Studies have shown that about 9% of people develop an addiction to marijuana. It’s likely more psychological than physical. Simply put: if the use of marijuana is interfering with other aspects of your life and you can’t control that, you may be developing a psychological addiction. For context — the addiction rate for alcohol is 15%, heroine 25%, cocaine 20%, and tobacco comes in the highest at 30%. With those substances, the addiction is more physical.
What is the single most profound piece of quantifiable data (or perhaps a correlation) that convinced you that medical marijuana was a legitimate medication?
The studies about cannabis and epilepsy were very compelling. Also, the use of cannabis as a treatment for neuropathic pain and Multiple Sclerosis. I think people should know that cannabis is being used a legitimate medication in hospitals all over the world. In fact, a medication for Multiple Sclerosis that is cannabis based, is now approved in 25 countries around the world, but not the United States.
Would you recommend medical marijuana to traumatic brain injury patients?
I think we will get to the point where this is a viable treatment option. You should look at the data around patent 6630507. It is a patent held by our own Department of Health and Human Services for this very reason.
[The patent concerns using marijuana as an antioxidant and neuroprotectant.]
Does smoking hurt your memory or is this myth?
It seems to affect everybody in the short-term. But it has more of a long-term impact in people who use it while their brain is still developing (roughly anyone under the age of 25).
Why isn’t the federal government taking cannabis off of Schedule I?
It’s a great question, and was the focus of an op-ed i wrote back in August.
I don’t think marijuana meets the criteria for Schedule I. That would mean it is among the most dangerous substances and has no medicinal benefit. Neither of those statements are factual.
What do you feel could be the long term negative aspects and positive aspects of consistent recreational use of marijuana?
I think that in the developing brain – which neuroscience says is below the age of 25 – I have concerns about consistent marijuana use. Beyond that, there has not been much science to show long-term negative side effects for marijuana use. We do have cannabinoid receptors throughout our body and we know that our body makes cannabinoids. So we are learning more and more about the potential positive benefits of cannabis.
What are your thoughts towards using high percentage CBD strains to help people with Anxiety? Do you think that using CBD in combination with therapy could be effective and less dangerous than other drugs such as Prozac or Xanax?
I think so.
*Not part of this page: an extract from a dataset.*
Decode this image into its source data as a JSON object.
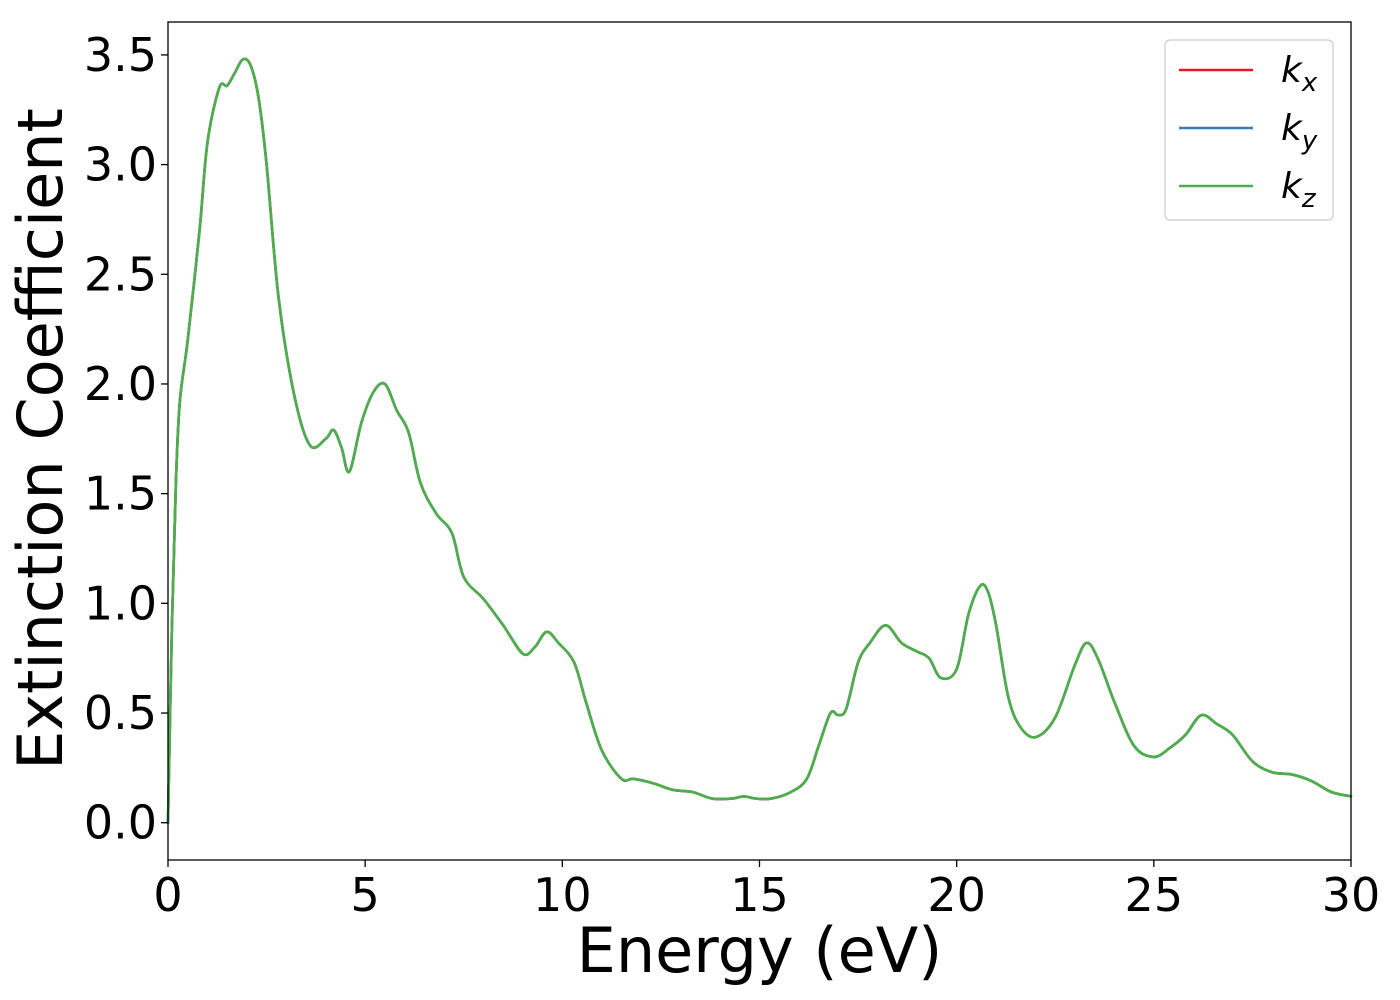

We have a better understanding of how CBD works in the brain, and the receptors where it binds. There are many prescription drugs that have a much higher risk than cannabis, but are prescribed often. Narcotics, in particular. We consume 80% of the world’s pain meds in the United States.
What is the best method of marijuana ingestion?
It is probably vaporizing. I think smoking creates a lot of byproducts that we don’t know enough about. I think eating it leads to very uneven absorption. Vaporizing seems to activate the medicine without burning it. I also think oils absorbed in the mouth are effective, especially for kids.